Grief, though, is an easy story to tell. Harder to tell is the story of relationships that disintegrate because they’re not tended. Or relationships that are held together with spit and packing tape, between two people who are doing the best they can. Relationships that inspire you to be a better person. To do the work not because some force like death compels you, but because you yourself want to live.

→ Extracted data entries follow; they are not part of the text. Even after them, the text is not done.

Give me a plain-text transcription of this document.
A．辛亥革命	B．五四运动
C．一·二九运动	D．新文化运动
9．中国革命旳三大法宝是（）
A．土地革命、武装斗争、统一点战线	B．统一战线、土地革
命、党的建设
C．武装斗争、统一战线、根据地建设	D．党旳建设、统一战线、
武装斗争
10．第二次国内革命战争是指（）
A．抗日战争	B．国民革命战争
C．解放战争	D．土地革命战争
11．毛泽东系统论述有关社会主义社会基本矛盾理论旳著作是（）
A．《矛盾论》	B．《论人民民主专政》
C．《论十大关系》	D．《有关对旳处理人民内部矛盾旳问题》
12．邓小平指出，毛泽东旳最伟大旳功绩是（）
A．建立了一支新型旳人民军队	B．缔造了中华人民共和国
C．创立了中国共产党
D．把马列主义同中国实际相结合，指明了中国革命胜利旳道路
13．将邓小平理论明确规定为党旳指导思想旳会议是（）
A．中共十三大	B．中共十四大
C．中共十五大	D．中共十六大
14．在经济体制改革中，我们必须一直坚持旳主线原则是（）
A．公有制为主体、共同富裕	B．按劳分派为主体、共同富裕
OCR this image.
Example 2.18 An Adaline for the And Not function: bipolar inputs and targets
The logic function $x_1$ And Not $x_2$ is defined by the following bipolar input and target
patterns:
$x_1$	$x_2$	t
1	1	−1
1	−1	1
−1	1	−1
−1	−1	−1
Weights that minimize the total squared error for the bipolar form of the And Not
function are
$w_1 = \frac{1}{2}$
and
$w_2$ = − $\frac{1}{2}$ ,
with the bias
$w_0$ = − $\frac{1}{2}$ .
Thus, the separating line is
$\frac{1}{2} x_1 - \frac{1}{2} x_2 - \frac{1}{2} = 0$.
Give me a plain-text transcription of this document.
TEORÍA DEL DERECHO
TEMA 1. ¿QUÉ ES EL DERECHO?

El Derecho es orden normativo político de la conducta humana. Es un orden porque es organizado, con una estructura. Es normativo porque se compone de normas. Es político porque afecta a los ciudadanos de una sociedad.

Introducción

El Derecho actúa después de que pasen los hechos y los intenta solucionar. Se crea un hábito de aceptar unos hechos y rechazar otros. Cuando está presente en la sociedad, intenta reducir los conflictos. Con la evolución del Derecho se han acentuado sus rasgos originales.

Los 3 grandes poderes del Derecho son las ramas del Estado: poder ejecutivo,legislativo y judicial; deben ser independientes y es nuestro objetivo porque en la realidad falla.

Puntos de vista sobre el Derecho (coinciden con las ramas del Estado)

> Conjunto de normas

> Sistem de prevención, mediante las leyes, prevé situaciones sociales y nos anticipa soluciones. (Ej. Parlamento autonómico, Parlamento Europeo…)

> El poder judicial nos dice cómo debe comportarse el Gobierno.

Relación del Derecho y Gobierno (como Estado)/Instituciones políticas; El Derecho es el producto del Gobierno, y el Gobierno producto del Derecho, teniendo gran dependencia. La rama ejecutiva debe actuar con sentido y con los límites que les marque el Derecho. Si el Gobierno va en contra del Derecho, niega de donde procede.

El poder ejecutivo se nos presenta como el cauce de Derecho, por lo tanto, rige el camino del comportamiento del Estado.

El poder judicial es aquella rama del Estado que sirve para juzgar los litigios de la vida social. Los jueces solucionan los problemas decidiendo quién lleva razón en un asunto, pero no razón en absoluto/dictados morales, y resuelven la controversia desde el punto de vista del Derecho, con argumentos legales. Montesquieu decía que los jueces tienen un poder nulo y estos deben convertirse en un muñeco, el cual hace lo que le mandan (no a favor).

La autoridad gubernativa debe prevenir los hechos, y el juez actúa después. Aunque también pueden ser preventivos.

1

Jaime, Logan, Will: They did the work. And they all died horribly, to make a Strong Female Character sad.
It doesn’t have to be this way. Justified, a show dripping with violence, ended with its three main characters all still alive. In the run-up to the Justified series finale, I remember editors trying to get me to push some kind of “Who will survive?!” angle in stories about it, and complying while grinding my molars into powder, because the point was not who would survive but who would live. The show loved to use the many beautiful versions of the song “You’ll Never Leave Harlan Alive,” but in the end, it showed that it is possible to leave Harlan alive: Yes, Boyd’s in prison, Ava’s living under an assumed name, and Raylan’s doing what he does in Miami again—but they are not just alive—they’re living lives shaped by the consequences of all we’d seen them do. It was beautiful.
Ditto The Americans, which had me convinced everyone was going to end up a tangle limbs in a suitcase. But all of our mains lived: Philip and Elizabeth Jennings got about as happy an ending as they could have possibly hoped for, returning to their homeland, the one for which they’d sacrificed so much—and yet they’ll still have to deal for the rest of their lives with the tragedy of a son and daughter left behind, a daughter who made a choice to stay. It took me a little bit to understand how radical that was, to allow these characters to continue on, to live.
To allow them to make that choice. Day after day.